E per concludere torniamo così alla constatazione che l’Europa è tagliata in due, fra paesi del Sud e paesi della nuova Lega Anseatica, dietro alla quale occhieggia il padronato – non solamente quello tedesco ma quello europeo tutto insieme. Come potranno i movimenti europeisti e comunisti, i movimenti del Sud, muoversi in questa situazione? Come agire nel duplice senso nel quale hanno sempre portato avanti la loro iniziativa a livello europeo 1. al fine di dare espressione europea alle lotte che si sviluppano nei paesi del Sud, e 2. di affermare il progetto di un’Europa unita, al centro del loro programma? L’unica risposta che i movimenti possono dare a queste domande sulla base delle esperienze fin qui condotte, è che bisogna unire le forze, tutte le forze a livello europeo, per disarcionare dal comando i rappresentanti del capitalismo europeo. I movimenti non credono alla possibilità di staccare i capitalisti di un paese europeo da quelli di un altro paese europeo e di unire il destino di ciascuno di questi a quello della classe lavoratrice del proprio paese: la storia moderna ha insegnato che queste vie non sono percorribili, meglio, che la socialdemocrazia – percorrendole – ha per due volte permesso guerre europee fratricide mostruose. Quando poi di guerra non si è più parlato, l’egoismo nazionale non è stato meno provvido di disastri economici e sociali – nonché delle ormai enormi contraddizioni della costruzione europea.
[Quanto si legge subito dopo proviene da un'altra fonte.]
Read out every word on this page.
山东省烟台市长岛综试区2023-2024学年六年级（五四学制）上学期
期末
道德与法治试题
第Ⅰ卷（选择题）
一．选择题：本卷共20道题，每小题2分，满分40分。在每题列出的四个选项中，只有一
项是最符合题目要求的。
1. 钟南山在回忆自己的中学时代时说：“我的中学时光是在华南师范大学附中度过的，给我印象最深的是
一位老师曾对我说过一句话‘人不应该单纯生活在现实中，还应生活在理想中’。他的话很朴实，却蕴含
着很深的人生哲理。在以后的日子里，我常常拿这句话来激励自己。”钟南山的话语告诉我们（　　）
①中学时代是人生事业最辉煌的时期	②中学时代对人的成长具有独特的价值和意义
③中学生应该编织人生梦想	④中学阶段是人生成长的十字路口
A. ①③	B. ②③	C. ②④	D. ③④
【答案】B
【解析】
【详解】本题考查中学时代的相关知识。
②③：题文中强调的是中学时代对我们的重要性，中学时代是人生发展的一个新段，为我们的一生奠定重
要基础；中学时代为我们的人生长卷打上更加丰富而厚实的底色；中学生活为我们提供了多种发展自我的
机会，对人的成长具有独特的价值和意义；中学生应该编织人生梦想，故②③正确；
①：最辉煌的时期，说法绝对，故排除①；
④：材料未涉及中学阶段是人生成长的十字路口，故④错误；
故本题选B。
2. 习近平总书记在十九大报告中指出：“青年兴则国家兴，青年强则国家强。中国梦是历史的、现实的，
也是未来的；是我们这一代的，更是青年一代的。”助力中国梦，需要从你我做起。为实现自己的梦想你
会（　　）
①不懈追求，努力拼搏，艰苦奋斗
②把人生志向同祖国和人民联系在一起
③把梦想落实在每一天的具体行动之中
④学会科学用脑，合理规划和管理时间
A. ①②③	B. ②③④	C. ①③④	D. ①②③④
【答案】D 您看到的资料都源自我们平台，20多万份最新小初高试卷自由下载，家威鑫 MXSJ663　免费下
Siamo invece convinti che si possa dare un processo di collaborazione tra le forze proletarie che vivono e si sviluppano in tutti i paesi europei e di costruire con essi una nuova iniziativa europea. Per un’Europa unita ma costruita democraticamente dal basso, produttiva ma resa tale da una popolazione che gode dell’universalità del reddito e del welfare, potente come solo nella difesa della pace può esserlo un paese… e giovane perché i suoi cittadini non avranno paura del futuro.